China’s car market in 2025: ambition outpaced reality. Are the warning signs showing?
China’s automotive industry entered 2025 with confidence, in some cases with outright optimism. By year’s end, the mood looked rather more sober. Big names frequently failed to hit their production and sales targets, while smaller and more agile players delivered unexpected results. The figures speak for themselves and probably still make for uncomfortable reading in more than a few boardrooms.
China’s largest carmaker, BYD, retained its market leading position but struggled badly against its own ambitions. The company built and sold 4.6 million vehicles in 2025, well short of its 5.5 million target. That translated into an 84 percent completion rate, a noticeable shortfall for a group operating at this scale.
Of the three largest Chinese carmakers, only Geely managed to meet its goal. The group planned to sell 3 million vehicles and edged past that figure, delivering 3,024,567 units. A broad model range and a strong presence both at home and abroad underpinned the result.
Chery sold 2,631,381 vehicles but remained far below its planned 3.26 million. Completion landed just over 80 percent. Even so, Chery held on to its title as China’s largest car exporter, which softened the blow at least in reputational terms.
The weakest performance of 2025 came from Great Wall Motor. The group sold 1,323,672 vehicles against an official target of 4 million, reaching just 33 percent of its plan. Notably, the published figures did not clarify which GWM brands were included, leaving a deliberate haze over the statistics.
Brands developed with Huawei involvement under the HIMA alliance achieved 59 percent of their target, selling 589,000 vehicles instead of the planned one million. A lack of ambition was clearly not the issue here, quite the opposite.
The biggest surprises came from smaller companies still often labelled as startups. Xiaomi planned to sell 350,000 cars in 2025 but closed the year with more than 400,000 deliveries, around 115 percent of its target.

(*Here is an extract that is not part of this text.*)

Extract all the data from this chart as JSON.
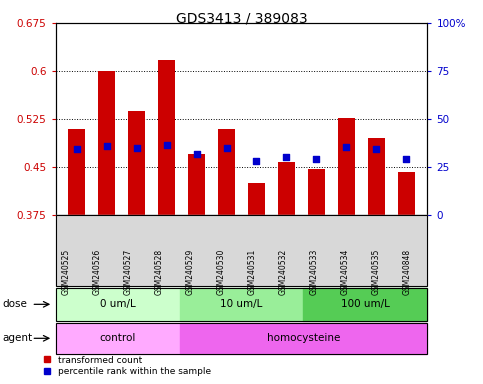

Xpeng went further still. The company sold 430,000 vehicles against a plan of 350,000, reaching 123 percent. Aggressive product updates and pricing strategies clearly paid off.
Leapmotor exceeded its goal by nearly 20 percent, selling 596,500 cars. At the same time, Li Auto and NIO both missed their marks, completing 63 percent and 74 percent of their targets respectively.
According to forecasts published late last year, China’s automotive industry could become the world’s largest, overtaking current leader Japan. If the prediction proves accurate, Chinese manufacturers would produce around 2 million more vehicles than their Japanese counterparts. That does not mean, however, that all Chinese brands are advancing at the same pace or with equal certainty.
Large groups often set targets driven more by political confidence and marketing bravado than by market reality. Smaller and more flexible companies responded faster to pricing pressure, technological shifts and changing consumer expectations. The lesson from 2025 is clear. In China’s car market, sheer size no longer guarantees success. What matters now is the ability to make promises that can actually be kept.